The pace and duties of being a caregiver, for someone with Parkinson's disease, can sometimes feel as though we're always on. If you currently work as well as care for someone; then you know the feeling as a caregiver. We work, we get home, and then the care responsibilities begin. The expectation of being ready and on standby to assist remains in effect generally until our loved one goes to sleep for the night; and for some caregivers that assistance continues through the night.
Regardless of how hard the caregiver or the care recipient tries, neither of us will ever know and truly understand just how hard it is for the other. Challenges, arguments, frustrations and difficult moments may arise; but at times it can be difficult to remember/understand that both individuals (emotional/physical/patience) fuel tanks may already be nearly running on empty due to the rigors of the day. The effort to extend grace and understanding to each other is vital, but can be difficult to do as often as needed.

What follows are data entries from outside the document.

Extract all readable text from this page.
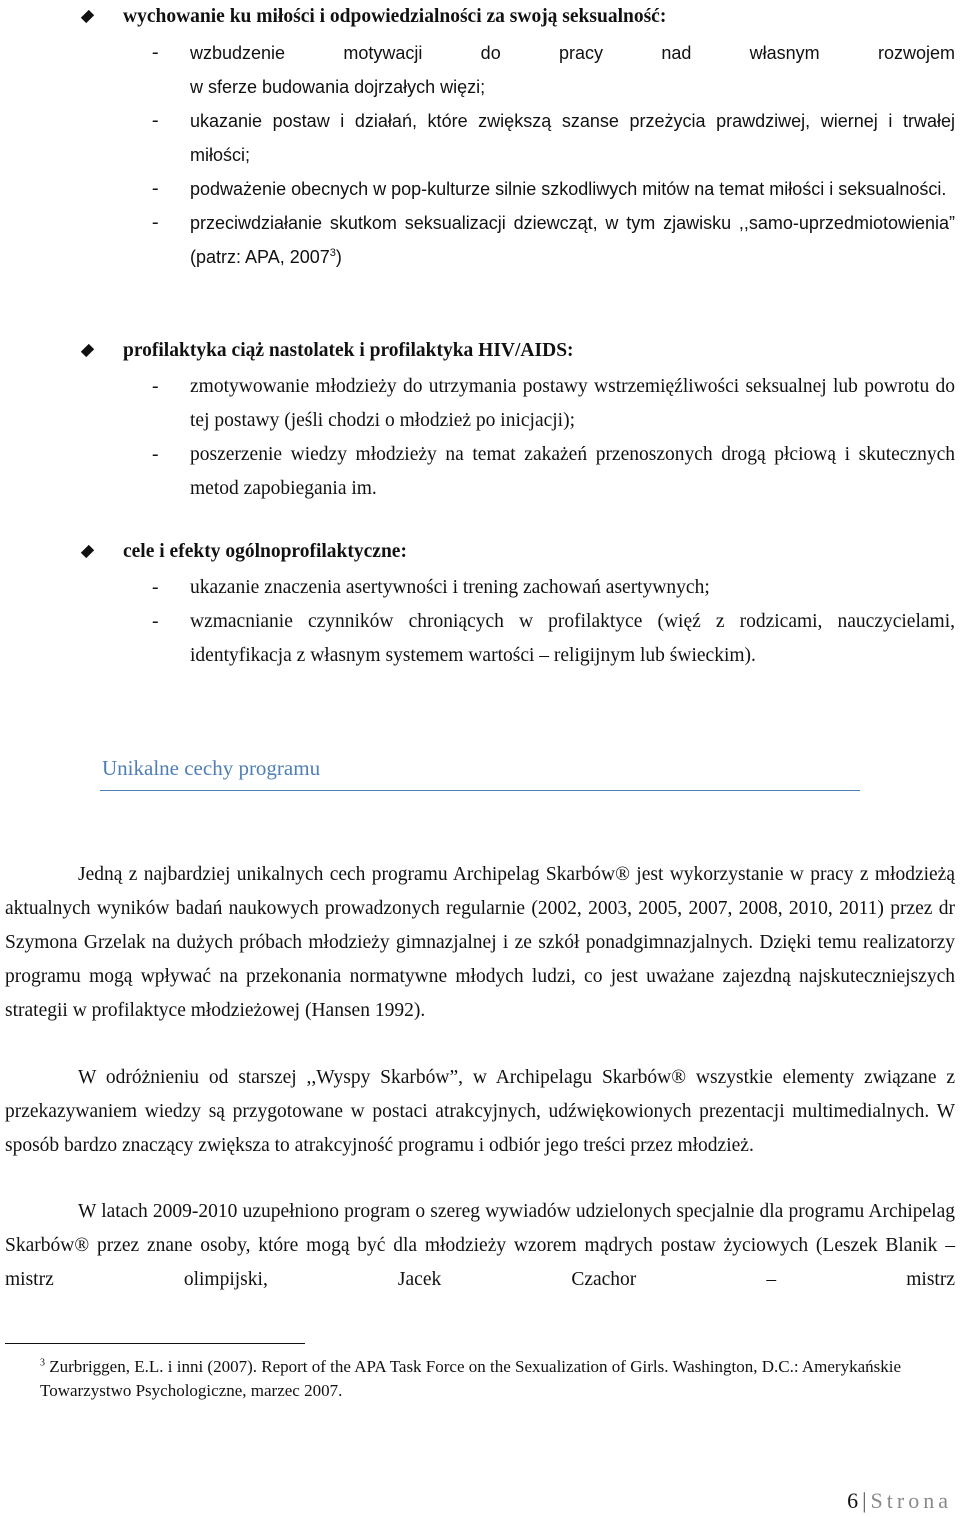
wychowanie ku miłości i odpowiedzialności za swoją seksualność:
- wzbudzenie motywacji do pracy nad własnym rozwojem
w sferze budowania dojrzałych więzi;
- ukazanie postaw i działań, które zwiększą szanse przeżycia prawdziwej, wiernej i trwałej miłości;
- podważenie obecnych w pop-kulturze silnie szkodliwych mitów na temat miłości i seksualności.
- przeciwdziałanie skutkom seksualizacji dziewcząt, w tym zjawisku ,,samo-uprzedmiotowienia” (patrz: APA, 2007$^3$)
profilaktyka ciąż nastolatek i profilaktyka HIV/AIDS:
- zmotywowanie młodzieży do utrzymania postawy wstrzemięźliwości seksualnej lub powrotu do tej postawy (jeśli chodzi o młodzież po inicjacji);
- poszerzenie wiedzy młodzieży na temat zakażeń przenoszonych drogą płciową i skutecznych metod zapobiegania im.
cele i efekty ogólnoprofilaktyczne:
- ukazanie znaczenia asertywności i trening zachowań asertywnych;
- wzmacnianie czynników chroniących w profilaktyce (więź z rodzicami, nauczycielami, identyfikacja z własnym systemem wartości – religijnym lub świeckim).
Unikalne cechy programu
Jedną z najbardziej unikalnych cech programu Archipelag Skarbów® jest wykorzystanie w pracy z młodzieżą aktualnych wyników badań naukowych prowadzonych regularnie (2002, 2003, 2005, 2007, 2008, 2010, 2011) przez dr Szymona Grzelak na dużych próbach młodzieży gimnazjalnej i ze szkół ponadgimnazjalnych. Dzięki temu realizatorzy programu mogą wpływać na przekonania normatywne młodych ludzi, co jest uważane zajezdną najskuteczniejszych strategii w profilaktyce młodzieżowej (Hansen 1992).
W odróżnieniu od starszej ,,Wyspy Skarbów”, w Archipelagu Skarbów® wszystkie elementy związane z przekazywaniem wiedzy są przygotowane w postaci atrakcyjnych, udźwiękowionych prezentacji multimedialnych. W sposób bardzo znaczący zwiększa to atrakcyjność programu i odbiór jego treści przez młodzież.
W latach 2009-2010 uzupełniono program o szereg wywiadów udzielonych specjalnie dla programu Archipelag Skarbów® przez znane osoby, które mogą być dla młodzieży wzorem mądrych postaw życiowych (Leszek Blanik – mistrz olimpijski, Jacek Czachor – mistrz
$^3$ Zurbriggen, E.L. i inni (2007). Report of the APA Task Force on the Sexualization of Girls. Washington, D.C.: Amerykańskie Towarzystwo Psychologiczne, marzec 2007.
6 | Strona
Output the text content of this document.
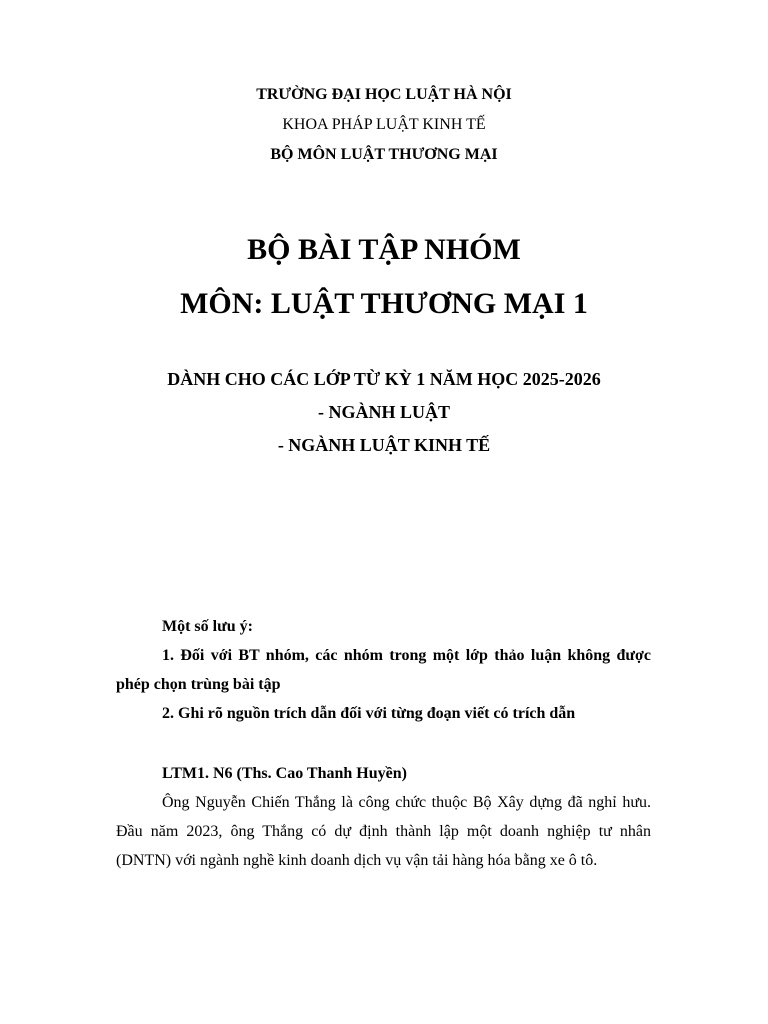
TRƯỜNG ĐẠI HỌC LUẬT HÀ NỘI
KHOA PHÁP LUẬT KINH TẾ
BỘ MÔN LUẬT THƯƠNG MẠI
BỘ BÀI TẬP NHÓM
MÔN: LUẬT THƯƠNG MẠI 1
DÀNH CHO CÁC LỚP TỪ KỲ 1 NĂM HỌC 2025-2026
- NGÀNH LUẬT
- NGÀNH LUẬT KINH TẾ
Một số lưu ý:
1. Đối với BT nhóm, các nhóm trong một lớp thảo luận không được phép chọn trùng bài tập
2. Ghi rõ nguồn trích dẫn đối với từng đoạn viết có trích dẫn
LTM1. N6 (Ths. Cao Thanh Huyền)
Ông Nguyễn Chiến Thắng là công chức thuộc Bộ Xây dựng đã nghỉ hưu. Đầu năm 2023, ông Thắng có dự định thành lập một doanh nghiệp tư nhân (DNTN) với ngành nghề kinh doanh dịch vụ vận tải hàng hóa bằng xe ô tô.
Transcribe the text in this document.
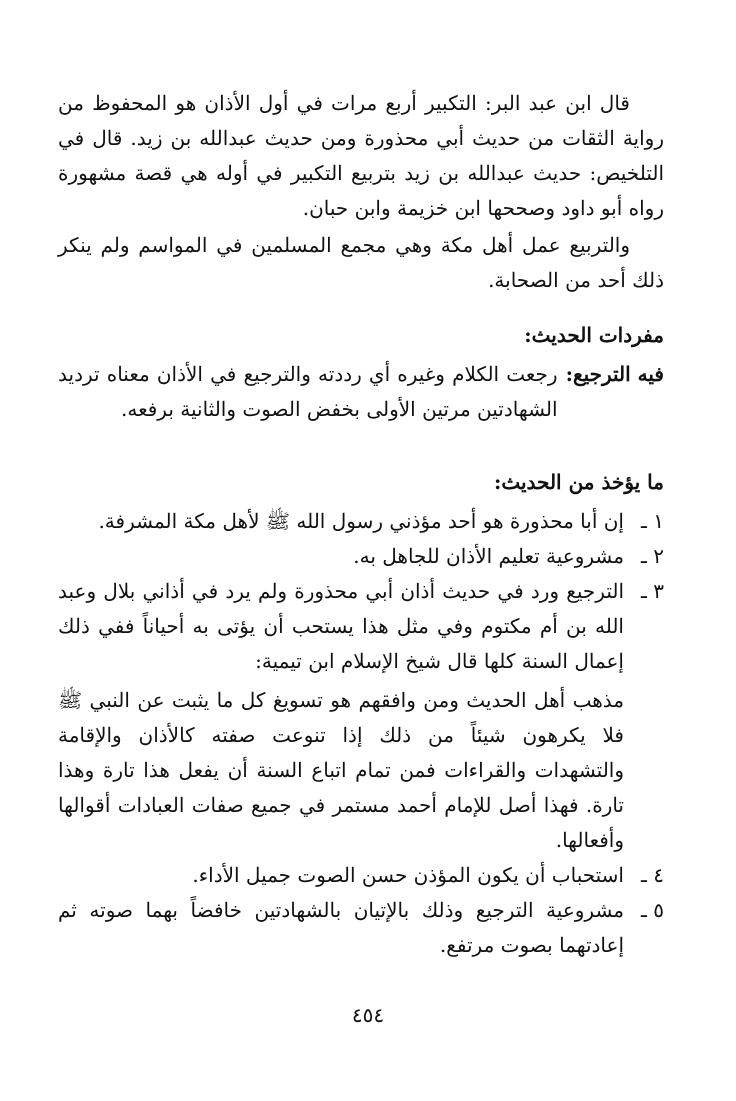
قال ابن عبد البر: التكبير أربع مرات في أول الأذان هو المحفوظ من رواية الثقات من حديث أبي محذورة ومن حديث عبدالله بن زيد. قال في التلخيص: حديث عبدالله بن زيد بتربيع التكبير في أوله هي قصة مشهورة رواه أبو داود وصححها ابن خزيمة وابن حبان.

والتربيع عمل أهل مكة وهي مجمع المسلمين في المواسم ولم ينكر ذلك أحد من الصحابة.

مفردات الحديث:
فيه الترجيع:

رجعت الكلام وغيره أي رددته والترجيع في الأذان معناه ترديد الشهادتين مرتين الأولى بخفض الصوت والثانية برفعه.

ما يؤخذ من الحديث:
١ ـ

إن أبا محذورة هو أحد مؤذني رسول الله ﷺ لأهل مكة المشرفة.

٢ ـ

مشروعية تعليم الأذان للجاهل به.

٣ ـ

الترجيع ورد في حديث أذان أبي محذورة ولم يرد في أذاني بلال وعبد الله بن أم مكتوم وفي مثل هذا يستحب أن يؤتى به أحياناً ففي ذلك إعمال السنة كلها قال شيخ الإسلام ابن تيمية:

مذهب أهل الحديث ومن وافقهم هو تسويغ كل ما يثبت عن النبي ﷺ فلا يكرهون شيئاً من ذلك إذا تنوعت صفته كالأذان والإقامة والتشهدات والقراءات فمن تمام اتباع السنة أن يفعل هذا تارة وهذا تارة. فهذا أصل للإمام أحمد مستمر في جميع صفات العبادات أقوالها وأفعالها.

٤ ـ

استحباب أن يكون المؤذن حسن الصوت جميل الأداء.

٥ ـ

مشروعية الترجيع وذلك بالإتيان بالشهادتين خافضاً بهما صوته ثم إعادتهما بصوت مرتفع.

٤٥٤
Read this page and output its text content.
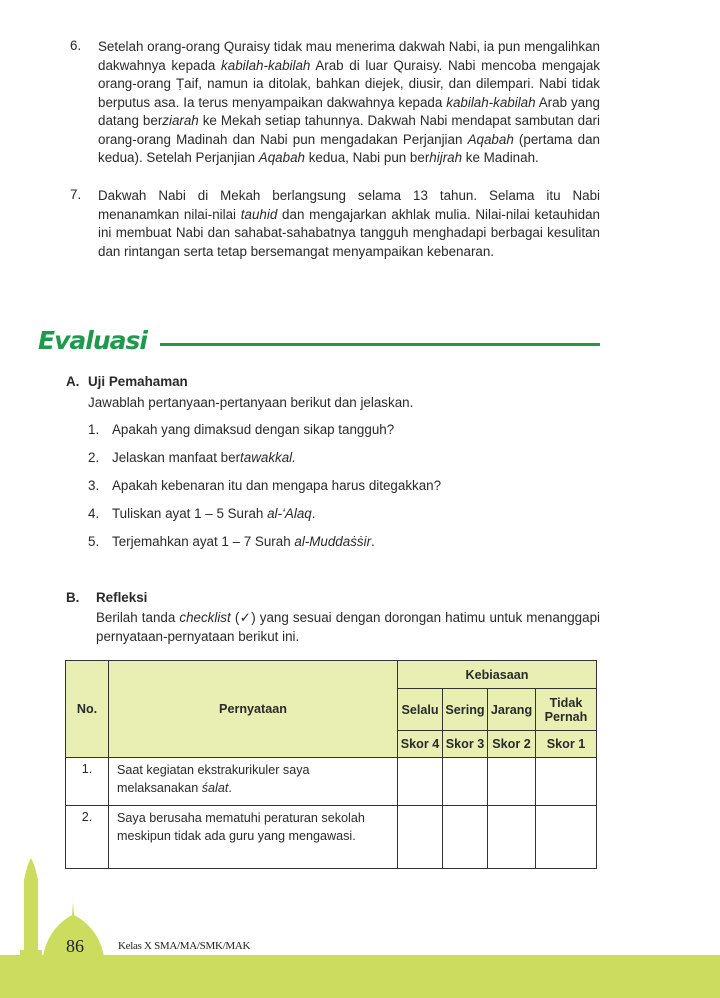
6. Setelah orang-orang Quraisy tidak mau menerima dakwah Nabi, ia pun mengalihkan dakwahnya kepada kabilah-kabilah Arab di luar Quraisy. Nabi mencoba mengajak orang-orang Ṭaif, namun ia ditolak, bahkan diejek, diusir, dan dilempari. Nabi tidak berputus asa. Ia terus menyampaikan dakwahnya kepada kabilah-kabilah Arab yang datang berziarah ke Mekah setiap tahunnya. Dakwah Nabi mendapat sambutan dari orang-orang Madinah dan Nabi pun mengadakan Perjanjian Aqabah (pertama dan kedua). Setelah Perjanjian Aqabah kedua, Nabi pun berhijrah ke Madinah.
7. Dakwah Nabi di Mekah berlangsung selama 13 tahun. Selama itu Nabi menanamkan nilai-nilai tauhid dan mengajarkan akhlak mulia. Nilai-nilai ketauhidan ini membuat Nabi dan sahabat-sahabatnya tangguh menghadapi berbagai kesulitan dan rintangan serta tetap bersemangat menyampaikan kebenaran.
Evaluasi
A. Uji Pemahaman
Jawablah pertanyaan-pertanyaan berikut dan jelaskan.
1. Apakah yang dimaksud dengan sikap tangguh?
2. Jelaskan manfaat bertawakkal.
3. Apakah kebenaran itu dan mengapa harus ditegakkan?
4. Tuliskan ayat 1 – 5 Surah al-‘Alaq.
5. Terjemahkan ayat 1 – 7 Surah al-Muddaṡṡir.
B. Refleksi
Berilah tanda checklist (✓) yang sesuai dengan dorongan hatimu untuk menanggapi pernyataan-pernyataan berikut ini.
No.	Pernyataan	Kebiasaan			
		Selalu	Sering	Jarang	Tidak Pernah
		Skor 4	Skor 3	Skor 2	Skor 1
1.	Saat kegiatan ekstrakurikuler saya melaksanakan śalat.				
2.	Saya berusaha mematuhi peraturan sekolah meskipun tidak ada guru yang mengawasi.				
86	Kelas X SMA/MA/SMK/MAK
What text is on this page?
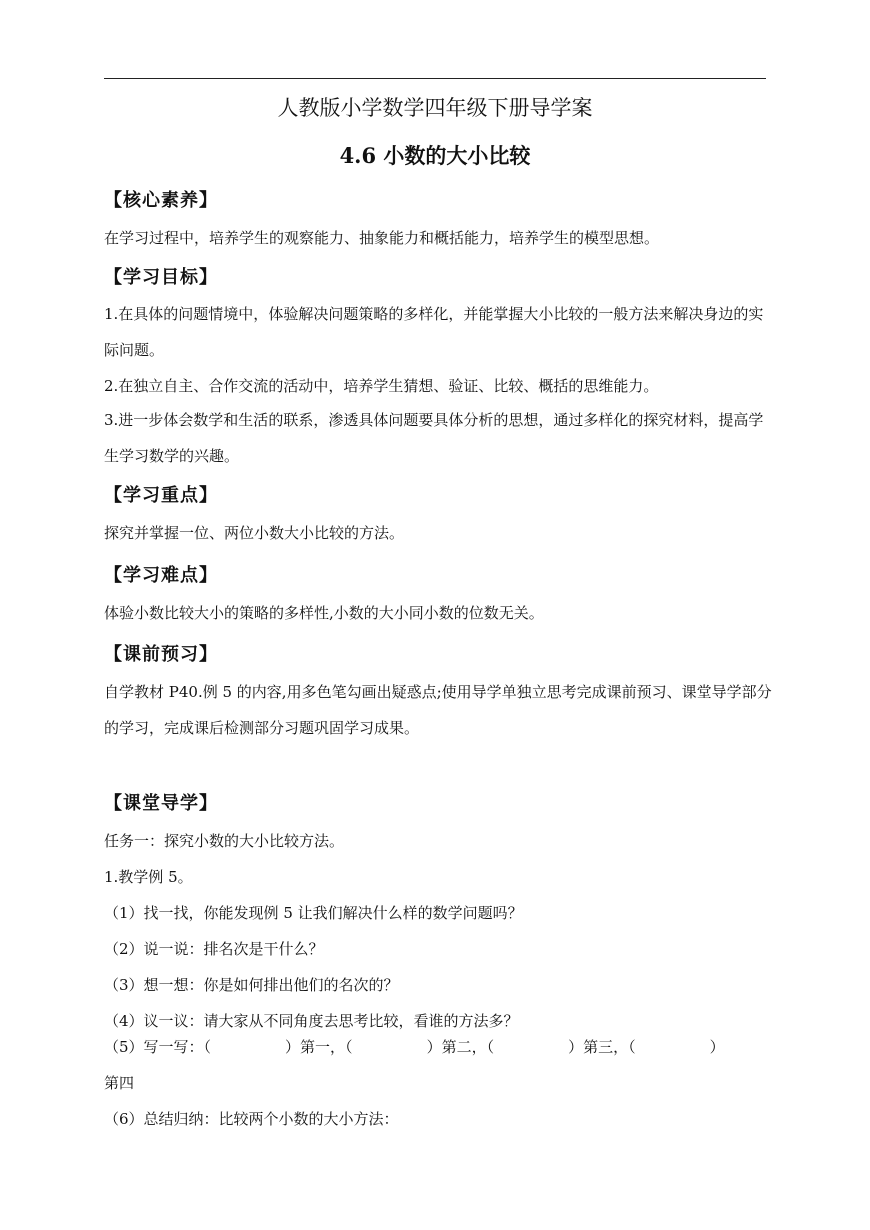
人教版小学数学四年级下册导学案
4.6 小数的大小比较
【核心素养】
在学习过程中，培养学生的观察能力、抽象能力和概括能力，培养学生的模型思想。
【学习目标】
1.在具体的问题情境中，体验解决问题策略的多样化，并能掌握大小比较的一般方法来解决身边的实际问题。
2.在独立自主、合作交流的活动中，培养学生猜想、验证、比较、概括的思维能力。
3.进一步体会数学和生活的联系，渗透具体问题要具体分析的思想，通过多样化的探究材料，提高学生学习数学的兴趣。
【学习重点】
探究并掌握一位、两位小数大小比较的方法。
【学习难点】
体验小数比较大小的策略的多样性,小数的大小同小数的位数无关。
【课前预习】
自学教材 P40.例 5 的内容,用多色笔勾画出疑惑点;使用导学单独立思考完成课前预习、课堂导学部分的学习，完成课后检测部分习题巩固学习成果。
【课堂导学】
任务一：探究小数的大小比较方法。
1.教学例 5。
（1）找一找，你能发现例 5 让我们解决什么样的数学问题吗？
（2）说一说：排名次是干什么？
（3）想一想：你是如何排出他们的名次的？
（4）议一议：请大家从不同角度去思考比较，看谁的方法多？
（5）写一写：（	）第一，（	）第二，（	）第三，（	）
第四
（6）总结归纳：比较两个小数的大小方法：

As caregiver's it is our role to move past the flare ups, frustrations and the sometimes unsafe/stubborn habits or decisions made by our care partner that can naturally occur between a loved one and a caregiver's assistance relationship. They did not ask for the disease, and are dealing with an extraordinary amount of valid concerns, challenges, changes and frustrations regularly.
As caregiver's that can leave us with a range of emotions, that usually remain held within, of feeling spent, emotionally exhausted and stressed. That leaves caregiver's with a residual impact similar to that of 2nd hand smoke; where our own health is directly effected by the environment of which we live. Caregiver's understand how vital we are to the care and quality of life our loved one experiences, and that is yet another factor we silently think about often because we know we need to be ok for both parties to remain ok on this marathon journey of care.
So tell us:
As a caregiver, what's been your experience(s) and how have you been?
What coping skills do you use to endure the marathon of care?
If you had only (3) things to share for a new caregiver, what would they be?